The bilayers sustain compression and tensile stress and they yield at a large stress due to the dissociation of the hydrophobic packing of PDGI molecules. The molecules recover to the association state after removal of the stress. Thus, the rigid bilayers serve as reversible sacrificial bonds to delocalize the stress and enhance crack resistance.


“Even if molecules are disassociated, they come back to where they were after the stress is released,” Haque said. The recovery has two stages: Nearly 80 percent is recovered quickly after unloading, which is followed by a slow recovery stage that takes about 15 minutes. “The slow recovery could be an issue during practical use but I have improved the immediate recovery after unloading by adding a third polymer to the gel.
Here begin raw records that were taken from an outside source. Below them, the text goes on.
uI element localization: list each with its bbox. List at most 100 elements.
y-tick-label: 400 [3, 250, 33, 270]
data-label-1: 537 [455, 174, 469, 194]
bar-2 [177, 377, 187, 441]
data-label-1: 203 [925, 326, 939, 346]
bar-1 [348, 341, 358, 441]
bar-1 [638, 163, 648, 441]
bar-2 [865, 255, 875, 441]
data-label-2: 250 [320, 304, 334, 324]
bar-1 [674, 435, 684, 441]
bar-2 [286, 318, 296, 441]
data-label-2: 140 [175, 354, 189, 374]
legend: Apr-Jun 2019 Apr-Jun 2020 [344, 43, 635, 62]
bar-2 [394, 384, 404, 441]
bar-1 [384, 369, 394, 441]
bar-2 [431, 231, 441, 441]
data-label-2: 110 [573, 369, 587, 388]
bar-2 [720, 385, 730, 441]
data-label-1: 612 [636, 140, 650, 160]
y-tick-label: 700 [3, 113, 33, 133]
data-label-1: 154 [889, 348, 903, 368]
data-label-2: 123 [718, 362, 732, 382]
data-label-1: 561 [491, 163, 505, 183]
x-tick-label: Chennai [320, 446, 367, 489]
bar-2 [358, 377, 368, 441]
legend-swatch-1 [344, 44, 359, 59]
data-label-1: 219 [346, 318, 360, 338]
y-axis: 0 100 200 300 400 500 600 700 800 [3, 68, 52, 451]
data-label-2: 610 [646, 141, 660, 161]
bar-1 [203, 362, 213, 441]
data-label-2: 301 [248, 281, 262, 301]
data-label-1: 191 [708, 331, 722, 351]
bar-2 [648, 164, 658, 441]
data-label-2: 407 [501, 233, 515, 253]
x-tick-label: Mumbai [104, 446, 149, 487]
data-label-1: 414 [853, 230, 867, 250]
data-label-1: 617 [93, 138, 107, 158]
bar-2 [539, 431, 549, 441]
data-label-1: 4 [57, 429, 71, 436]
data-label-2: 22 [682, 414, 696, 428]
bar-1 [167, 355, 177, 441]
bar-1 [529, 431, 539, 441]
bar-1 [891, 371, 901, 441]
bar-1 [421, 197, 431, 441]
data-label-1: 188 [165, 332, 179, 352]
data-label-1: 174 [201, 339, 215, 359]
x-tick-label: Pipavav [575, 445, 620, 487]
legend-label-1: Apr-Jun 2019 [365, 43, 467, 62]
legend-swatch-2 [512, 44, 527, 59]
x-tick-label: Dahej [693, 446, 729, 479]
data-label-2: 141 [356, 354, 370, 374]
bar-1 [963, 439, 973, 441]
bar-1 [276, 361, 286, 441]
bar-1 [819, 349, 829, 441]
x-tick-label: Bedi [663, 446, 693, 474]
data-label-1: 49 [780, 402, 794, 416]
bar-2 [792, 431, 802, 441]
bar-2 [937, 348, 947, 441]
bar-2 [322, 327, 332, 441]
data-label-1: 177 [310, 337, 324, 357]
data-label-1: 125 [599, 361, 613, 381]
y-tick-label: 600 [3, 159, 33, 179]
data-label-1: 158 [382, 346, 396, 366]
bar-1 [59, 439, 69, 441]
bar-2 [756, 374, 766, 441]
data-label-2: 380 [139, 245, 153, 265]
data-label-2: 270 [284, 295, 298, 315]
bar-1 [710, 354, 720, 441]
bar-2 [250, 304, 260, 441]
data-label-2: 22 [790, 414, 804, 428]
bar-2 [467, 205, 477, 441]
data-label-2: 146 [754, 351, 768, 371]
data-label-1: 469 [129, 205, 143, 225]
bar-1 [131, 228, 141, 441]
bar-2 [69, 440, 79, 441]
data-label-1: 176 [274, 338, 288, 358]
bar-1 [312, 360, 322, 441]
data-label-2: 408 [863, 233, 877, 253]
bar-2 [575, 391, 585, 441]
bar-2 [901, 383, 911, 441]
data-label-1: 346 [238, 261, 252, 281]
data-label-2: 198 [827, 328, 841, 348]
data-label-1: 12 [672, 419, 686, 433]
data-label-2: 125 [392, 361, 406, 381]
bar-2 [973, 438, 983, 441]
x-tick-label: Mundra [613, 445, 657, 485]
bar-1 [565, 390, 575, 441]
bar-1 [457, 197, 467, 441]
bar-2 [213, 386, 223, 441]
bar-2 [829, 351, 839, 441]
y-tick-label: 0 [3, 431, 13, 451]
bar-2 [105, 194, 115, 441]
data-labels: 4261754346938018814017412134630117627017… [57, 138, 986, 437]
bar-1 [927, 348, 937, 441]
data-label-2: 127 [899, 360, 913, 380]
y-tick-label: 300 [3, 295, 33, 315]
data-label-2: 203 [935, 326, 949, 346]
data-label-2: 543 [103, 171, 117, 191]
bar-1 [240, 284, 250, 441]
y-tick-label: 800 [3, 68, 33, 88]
Furthermore, a student of our team has shown the recovering process and color tuning response can be significantly shortened to a few milliseconds by hydrolyzing the PAAm network of gel.”


The gel’s color can be reversibly tuned by compressive stimuli, changing the color from red to blue, depending on the intensity of force. (Haque M.A. et al., Advanced Materials, September 13, 2010 )


Seeking bigger and stronger gels



Although the gel has a vital reversible function, it is not as strong as other gels developed by this lab. Haque believes the anisotropic gel must be stronger before it is ready for practical application. The chemist also wants to devise a method for producing much bigger gels from its current size–several centimeters wide and long and one millimeter thick.


Haque said possible applications of his gel include using it to make artificial blood vessels as well as using its ability to change color as a sensor to gauge the local force in tendons or muscles.


In December 2017, Haque returned to his position at the University of Dhaka, but he will conduct further research on hydrogels in collaboration with Gong.